Turner points out that human beings spend on religion an astonishing amount of time and energy that could be devoted to more direct pleasures:
[W]e might well choose the long golden afternoon of a culture in which the pleasures of food, gardening, education, lovemaking, sports, hobbies, art, fashion, and conversation would conduct us sweetly to a drugged and painless ending. We would be experts in enjoying the moment to the full. We could choose our sexual lifestyle. We would be living in a culture in which the opportunities, perspectives and pleasures of the two sexes would be fully shared and virtually indistinguishable.

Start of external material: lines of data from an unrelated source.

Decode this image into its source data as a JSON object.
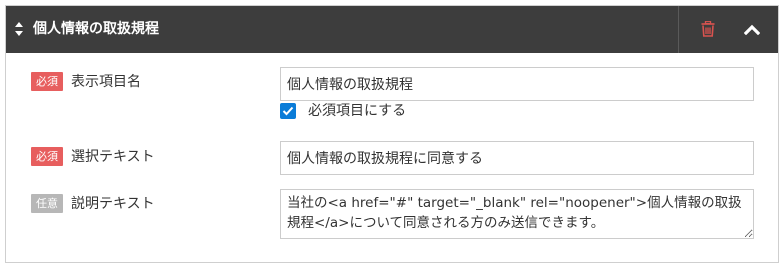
{
  "header": {
    "title": "個人情報の取扱規程"
  },
  "fields": {
    "display_name": {
      "badge": "必須",
      "label": "表示項目名",
      "value": "個人情報の取扱規程"
    },
    "required_checkbox": {
      "label": "必須項目にする",
      "checked": true
    },
    "select_text": {
      "badge": "必須",
      "label": "選択テキスト",
      "value": "個人情報の取扱規程に同意する"
    },
    "description": {
      "badge": "任意",
      "label": "説明テキスト",
      "value": "当社の<a href=\"#\" target=\"_blank\" rel=\"noopener\">個人情報の取扱規程</a>について同意される方のみ送信できます。"
    }
  },
  "colors": {
    "header_bg": "#3d3d3d",
    "required_badge": "#e75e5e",
    "optional_badge": "#b7b7b7",
    "checkbox": "#0a7cd8",
    "trash_icon": "#d9534f"
  },
  "icons": {
    "sort": "sort-arrows-icon",
    "trash": "trash-icon",
    "collapse": "chevron-up-icon",
    "check": "checkmark-icon"
  }
}
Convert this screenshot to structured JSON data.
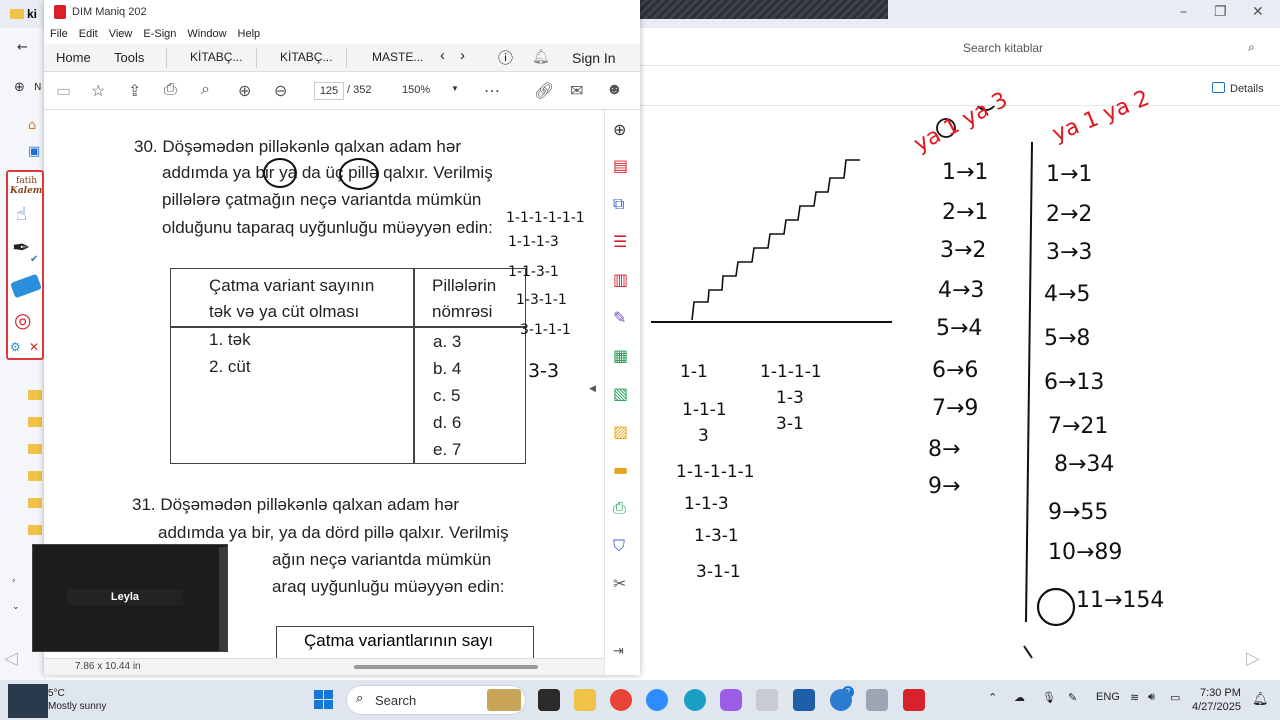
{
  "explorer": {
    "tab_label": "ki",
    "search_placeholder": "Search kitablar",
    "details_label": "Details",
    "nav_new": "N"
  },
  "pdf": {
    "window_title": "DIM Maniq 202",
    "menu": [
      "File",
      "Edit",
      "View",
      "E-Sign",
      "Window",
      "Help"
    ],
    "tabs": [
      "Home",
      "Tools",
      "KİTABÇ...",
      "KİTABÇ...",
      "MASTE..."
    ],
    "sign_in": "Sign In",
    "page_current": "125",
    "page_total": "/ 352",
    "zoom": "150%",
    "page_size": "7.86 x 10.44 in"
  },
  "kalem": {
    "brand_line1": "fatih",
    "brand_line2": "Kalem"
  },
  "document": {
    "q30_lines": [
      "30. Döşəmədən pilləkənlə qalxan adam hər",
      "addımda ya bir ya da üç pillə qalxır. Verilmiş",
      "pillələrə çatmağın neçə variantda mümkün",
      "olduğunu taparaq uyğunluğu müəyyən edin:"
    ],
    "table_header_left": [
      "Çatma variant sayının",
      "tək və ya cüt olması"
    ],
    "table_header_right": [
      "Pillələrin",
      "nömrəsi"
    ],
    "table_left": [
      "1. tək",
      "2. cüt"
    ],
    "table_right": [
      "a. 3",
      "b. 4",
      "c. 5",
      "d. 6",
      "e. 7"
    ],
    "q31_lines": [
      "31.  Döşəmədən pilləkənlə qalxan adam hər",
      "addımda ya bir, ya da dörd pillə qalxır. Verilmiş",
      "ağın neçə variantda mümkün",
      "araq uyğunluğu müəyyən edin:"
    ],
    "table2_header": "Çatma variantlarının sayı"
  },
  "margin_notes": [
    "1-1-1-1-1-1",
    "1-1-1-3",
    "1-1-3-1",
    "1-3-1-1",
    "3-1-1-1",
    "3-3"
  ],
  "whiteboard": {
    "combos_a": [
      "1-1",
      "1-1-1",
      "3"
    ],
    "combos_b": [
      "1-1-1-1",
      "1-3",
      "3-1"
    ],
    "combos_c": [
      "1-1-1-1-1",
      "1-1-3",
      "1-3-1",
      "3-1-1"
    ],
    "header_left": "ya 1 ya 3",
    "header_right": "ya 1 ya 2",
    "left_sequence": [
      "1→1",
      "2→1",
      "3→2",
      "4→3",
      "5→4",
      "6→6",
      "7→9",
      "8→",
      "9→"
    ],
    "right_sequence": [
      "1→1",
      "2→2",
      "3→3",
      "4→5",
      "5→8",
      "6→13",
      "7→21",
      "8→34",
      "9→55",
      "10→89",
      "11→154"
    ]
  },
  "video": {
    "participant_name": "Leyla"
  },
  "taskbar": {
    "weather_temp": "5°C",
    "weather_desc": "Mostly sunny",
    "search_label": "Search",
    "language": "ENG",
    "time": "7:30 PM",
    "date": "4/27/2025",
    "badge_count": "2"
  }
}
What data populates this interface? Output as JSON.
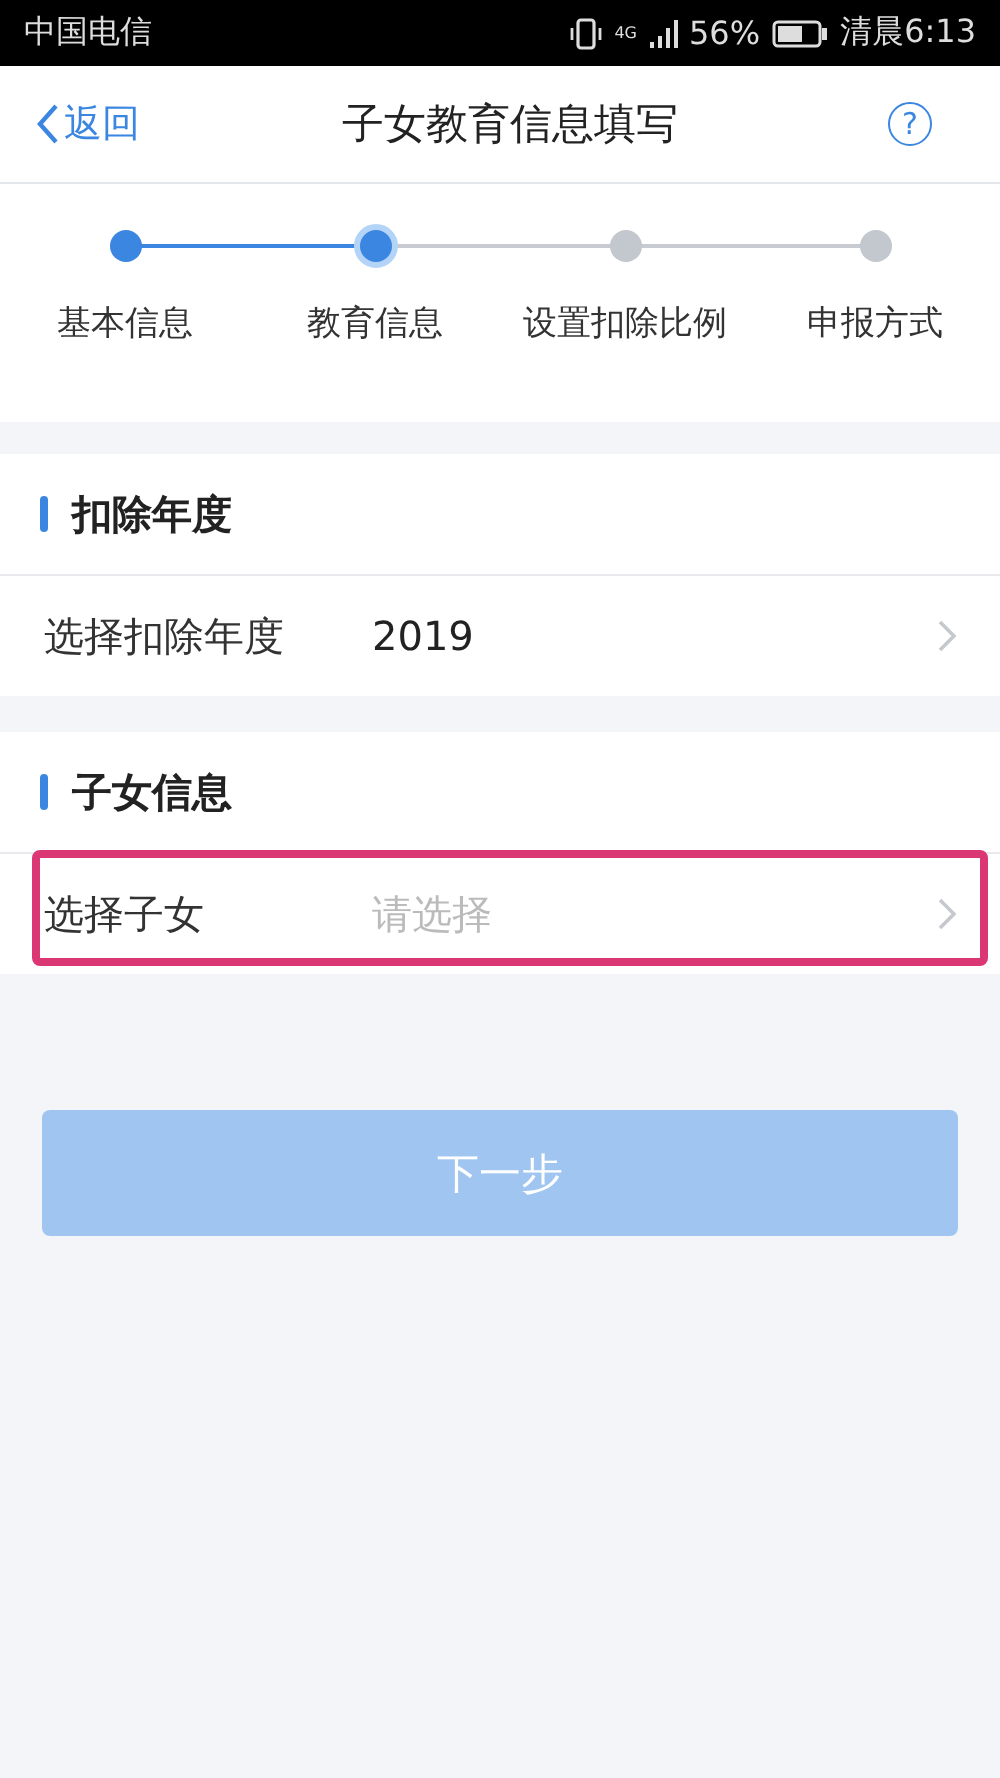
{
  "status_bar": {
    "carrier": "中国电信",
    "network": "4G",
    "battery": "56%",
    "time": "清晨6:13"
  },
  "nav": {
    "back": "返回",
    "title": "子女教育信息填写",
    "help": "?"
  },
  "steps": [
    {
      "label": "基本信息",
      "completed": true,
      "selected": false
    },
    {
      "label": "教育信息",
      "completed": false,
      "selected": true
    },
    {
      "label": "设置扣除比例",
      "completed": false,
      "selected": false
    },
    {
      "label": "申报方式",
      "completed": false,
      "selected": false
    }
  ],
  "sections": [
    {
      "title": "扣除年度",
      "rows": [
        {
          "label": "选择扣除年度",
          "value": "2019",
          "placeholder": null,
          "highlighted": false
        }
      ]
    },
    {
      "title": "子女信息",
      "rows": [
        {
          "label": "选择子女",
          "value": null,
          "placeholder": "请选择",
          "highlighted": true
        }
      ]
    }
  ],
  "next_button": {
    "label": "下一步",
    "disabled": true
  }
}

We might be as happy as any being can be that has a built-in dissatisfaction with the accustomed.
Yet we don’t do that—not here in America, that is, or at least not most of us. Although birth rates of native-born Americans are lower than in the past, they are still much above those of Europe and other developed nations such as Russia and Japan, which are well into population shrinkage that will increase in pace over the coming decades—to be replaced, it seems likely, by immigrants from poorer nations with faster birth rates (although it is important to note that birth rates in poorer nations are decreasing rapidly as well). Turner contrasts the two attitudes and their likely future in the final words of his article:
I believe that it is possible to have a high and reflective civilization whose transcendent love, faith and hope burn as hotly as that of the mullahs, and in which one can still hear the lovely din of a schoolyard at recess. But if I were still a European, as I once was, and not an American, as I now am, I might not be so sure.
As the immensely wealthy Louis Trevelyan says in Chapter 92 of Anthony Trollope’s novel He Knew He Was Right, "The world must be populated, though for what reason one does not see." That is the European mind today, and that of the Russian, the Japanese, the Canadian, and nearly all the world’s wealthy nations.
Turner is right. As long as we retain our belief in a transcendent order, we will continue to thrive. If we ever lose that, we risk ultimately losing everything.
And that is why the culture is so bloody important.